Budi mengatakan, laporan Raja Juli akan dicek direktorat gratifikasi dan pelayanan publik (DGPP) KPK. Hal ini akan dilakukan dengan berkoordinasi di internal KPK.
"Atas pelaporan tersebut, tim pada Direktorat Gratifikasi dan Pelayanan Publik (DGPP) KPK akan melakukan verifikasi dan analisis, termasuk koordinasi dengan internal KPK," ujarnya.
2. Dasar aturannya Pekom KPK

Budi menjelaskan, proses dan mekanismenya diatur dalam Peraturan Komisi Pemberantasan Korupsi (Perkom) Nomor 1 Tahun 2026 yang merupakan perubahan atas Perkom Nomor 2 Tahun 2019 tentang Pelaporan Gratifikasi.
"Untuk selanjutnya KPK akan menyampaikan hasilnya, apakah laporan tersebut dapat ditindaklanjuti atau tidak," ujarnya.
3. Raja Juli akui pemberian amplop

Sebelumnya, Raja Juli Antoni mengakui adanya pertemuan antara dirinya dengan Bupati Kuantan Singingi, Suhardiman Amby di Kemenhut pada 2 Juni 2026. Setelah pertemuan tersebut, Menhut klaim tak mengetahui bahwa Suhardiman Amby meninggalkan amplop putih.

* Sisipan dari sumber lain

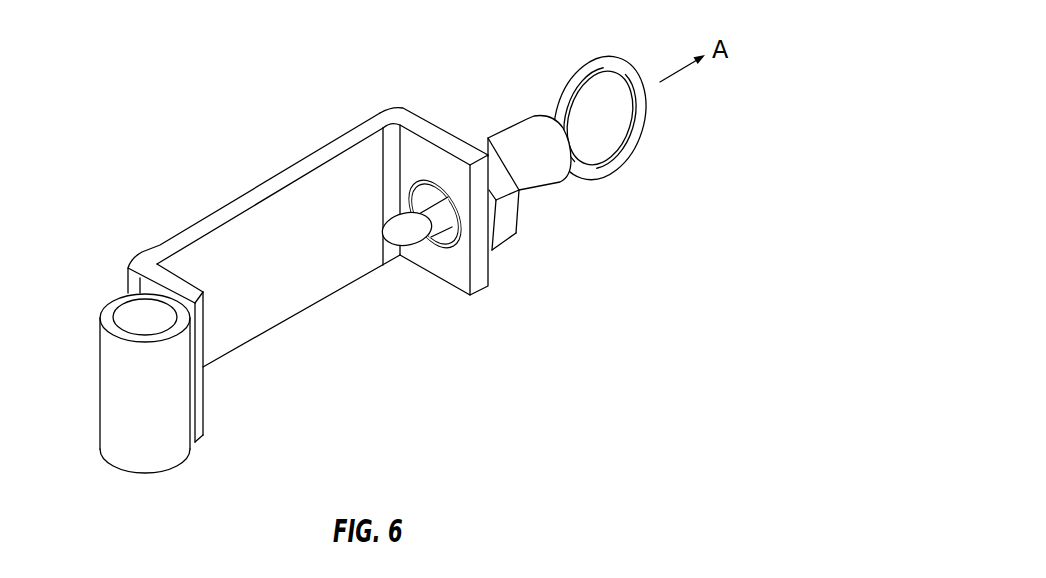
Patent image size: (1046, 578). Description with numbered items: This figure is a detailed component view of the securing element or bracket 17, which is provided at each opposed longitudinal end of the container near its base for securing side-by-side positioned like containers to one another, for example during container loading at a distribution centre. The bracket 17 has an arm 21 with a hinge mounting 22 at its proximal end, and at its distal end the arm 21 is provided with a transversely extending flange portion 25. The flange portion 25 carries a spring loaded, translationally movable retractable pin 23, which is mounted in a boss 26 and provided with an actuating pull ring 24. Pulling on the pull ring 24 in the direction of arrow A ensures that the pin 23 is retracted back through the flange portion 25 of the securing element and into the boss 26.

The securing element or bracket 17 is at (156, 102).
The arm 21 is at (267, 307).
The hinge mounting 22 is at (114, 398).
The retractable pin 23 is at (412, 237).
The actuating pull ring 24 is at (621, 72).
The flange portion 25 is at (423, 130).
The boss 26 is at (531, 182).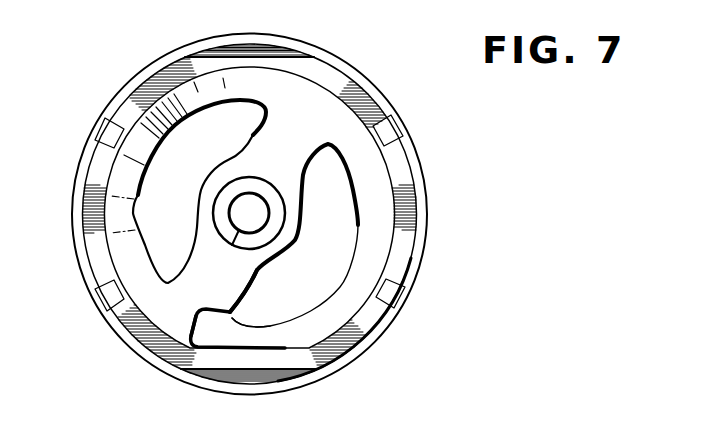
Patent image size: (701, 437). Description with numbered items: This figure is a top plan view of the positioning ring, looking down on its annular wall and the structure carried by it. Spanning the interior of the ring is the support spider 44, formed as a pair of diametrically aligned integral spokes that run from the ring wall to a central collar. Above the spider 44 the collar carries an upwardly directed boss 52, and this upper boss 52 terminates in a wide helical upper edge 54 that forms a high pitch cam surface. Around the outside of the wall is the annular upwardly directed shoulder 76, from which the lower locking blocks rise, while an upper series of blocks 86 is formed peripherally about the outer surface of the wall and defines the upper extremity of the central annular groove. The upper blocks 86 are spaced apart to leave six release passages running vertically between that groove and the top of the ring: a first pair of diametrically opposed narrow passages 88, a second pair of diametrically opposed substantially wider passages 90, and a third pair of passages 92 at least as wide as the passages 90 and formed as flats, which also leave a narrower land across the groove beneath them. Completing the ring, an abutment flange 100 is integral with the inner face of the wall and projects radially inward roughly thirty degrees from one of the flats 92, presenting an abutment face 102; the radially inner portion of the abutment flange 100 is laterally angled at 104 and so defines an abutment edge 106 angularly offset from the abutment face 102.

The support spider 44 is at (245, 144).
The upwardly directed boss 52 is at (270, 185).
The helical upper edge 54 is at (277, 214).
The annular upwardly directed shoulder 76 is at (360, 78).
The upper blocks 86 is at (157, 75).
The narrow release passages 88 is at (390, 132).
The wider release passages 90 is at (110, 127).
The flats 92 is at (254, 56).
The abutment flange 100 is at (209, 306).
The abutment face 102 is at (188, 330).
The laterally angled portion 104 is at (250, 278).
The abutment edge 106 is at (238, 309).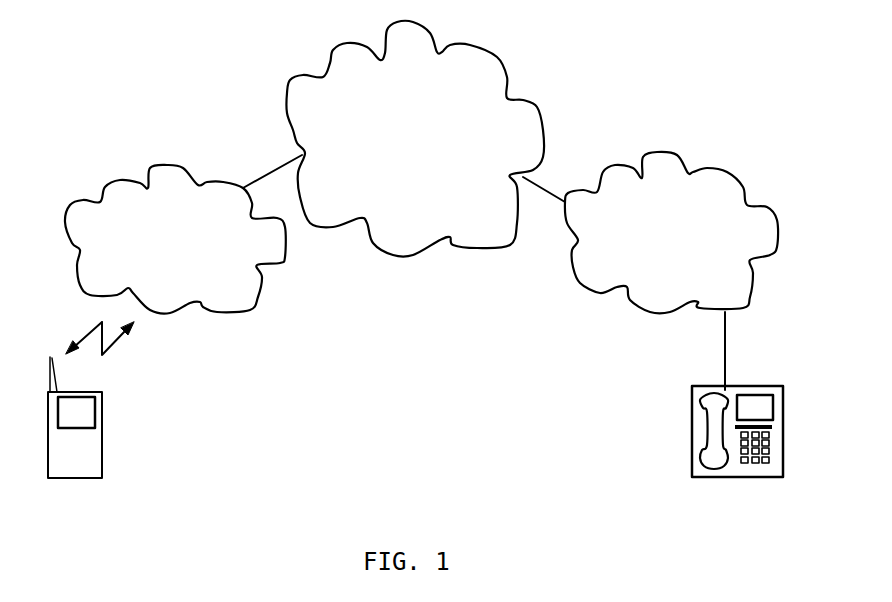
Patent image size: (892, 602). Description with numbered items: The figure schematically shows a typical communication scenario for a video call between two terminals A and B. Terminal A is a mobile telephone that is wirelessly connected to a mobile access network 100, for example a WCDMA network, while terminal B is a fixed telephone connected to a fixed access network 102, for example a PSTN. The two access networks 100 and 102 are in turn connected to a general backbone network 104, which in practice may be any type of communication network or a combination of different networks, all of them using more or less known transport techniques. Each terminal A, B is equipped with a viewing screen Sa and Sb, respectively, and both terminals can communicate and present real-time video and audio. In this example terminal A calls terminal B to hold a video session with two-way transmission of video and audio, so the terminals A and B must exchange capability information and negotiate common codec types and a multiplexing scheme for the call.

The mobile access network 100 is at (199, 250).
The fixed access network 102 is at (704, 249).
The backbone network 104 is at (439, 166).
The terminal A is at (119, 419).
The terminal B is at (742, 427).
The viewing screen Sa is at (82, 412).
The viewing screen Sb is at (765, 407).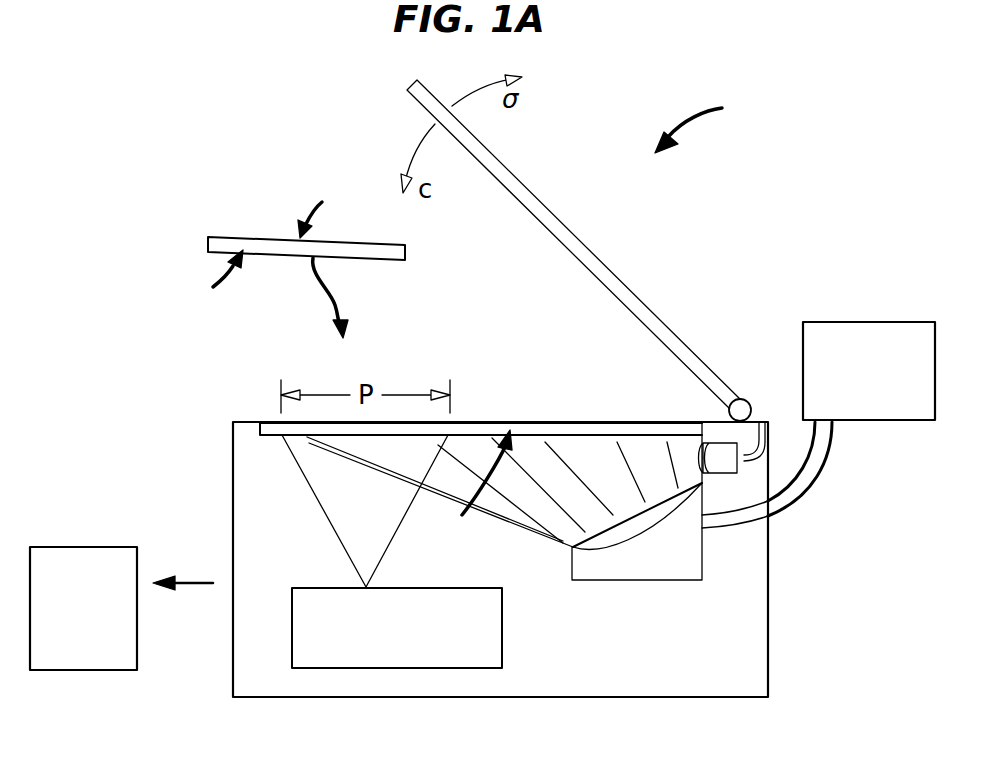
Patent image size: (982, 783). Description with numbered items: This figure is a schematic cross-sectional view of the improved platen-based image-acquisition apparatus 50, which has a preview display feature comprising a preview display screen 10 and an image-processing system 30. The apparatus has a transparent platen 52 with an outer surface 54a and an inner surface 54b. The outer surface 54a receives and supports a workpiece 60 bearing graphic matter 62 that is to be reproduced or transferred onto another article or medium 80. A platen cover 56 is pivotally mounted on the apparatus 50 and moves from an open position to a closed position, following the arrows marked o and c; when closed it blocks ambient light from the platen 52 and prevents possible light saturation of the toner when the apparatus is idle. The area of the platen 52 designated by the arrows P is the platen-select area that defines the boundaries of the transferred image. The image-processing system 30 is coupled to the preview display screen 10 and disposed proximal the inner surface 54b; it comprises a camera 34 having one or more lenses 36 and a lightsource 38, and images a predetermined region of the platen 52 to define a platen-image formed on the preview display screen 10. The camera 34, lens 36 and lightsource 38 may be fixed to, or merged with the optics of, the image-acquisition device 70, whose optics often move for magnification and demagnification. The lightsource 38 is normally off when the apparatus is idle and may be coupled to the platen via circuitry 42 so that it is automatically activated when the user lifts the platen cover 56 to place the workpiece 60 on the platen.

The preview display screen 10 is at (858, 331).
The image-processing system 30 is at (853, 435).
The camera 34 is at (688, 568).
The lens 36 is at (613, 543).
The lightsource 38 is at (712, 448).
The circuitry 42 is at (773, 424).
The image-acquisition apparatus 50 is at (704, 122).
The transparent platen 52 is at (582, 428).
The outer surface 54a is at (518, 424).
The inner surface 54b is at (427, 508).
The platen cover 56 is at (560, 223).
The workpiece 60 is at (245, 237).
The graphic matter 62 is at (266, 255).
The image-acquisition device 70 is at (494, 632).
The medium 80 is at (93, 662).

Setelah itu, Raja Juli mengklaim meminta ajudannya untuk mengembalikan amplop tersebut pada 5 Juni 2026. Namun karena berbagai macam halangan karena agenda kementerian, ajudan Menhut baru bisa menemui Suhardiman Amby pada 12 Juni 2026, dan mengembalikan amplop.
Menhut kemudian menunjukkan tanda terima pengembalian amplop pada 12 Juni pukul 14.57 WIB. Setelah 17 hari setelahnya, Suhardiman Amby kena OTT KPK.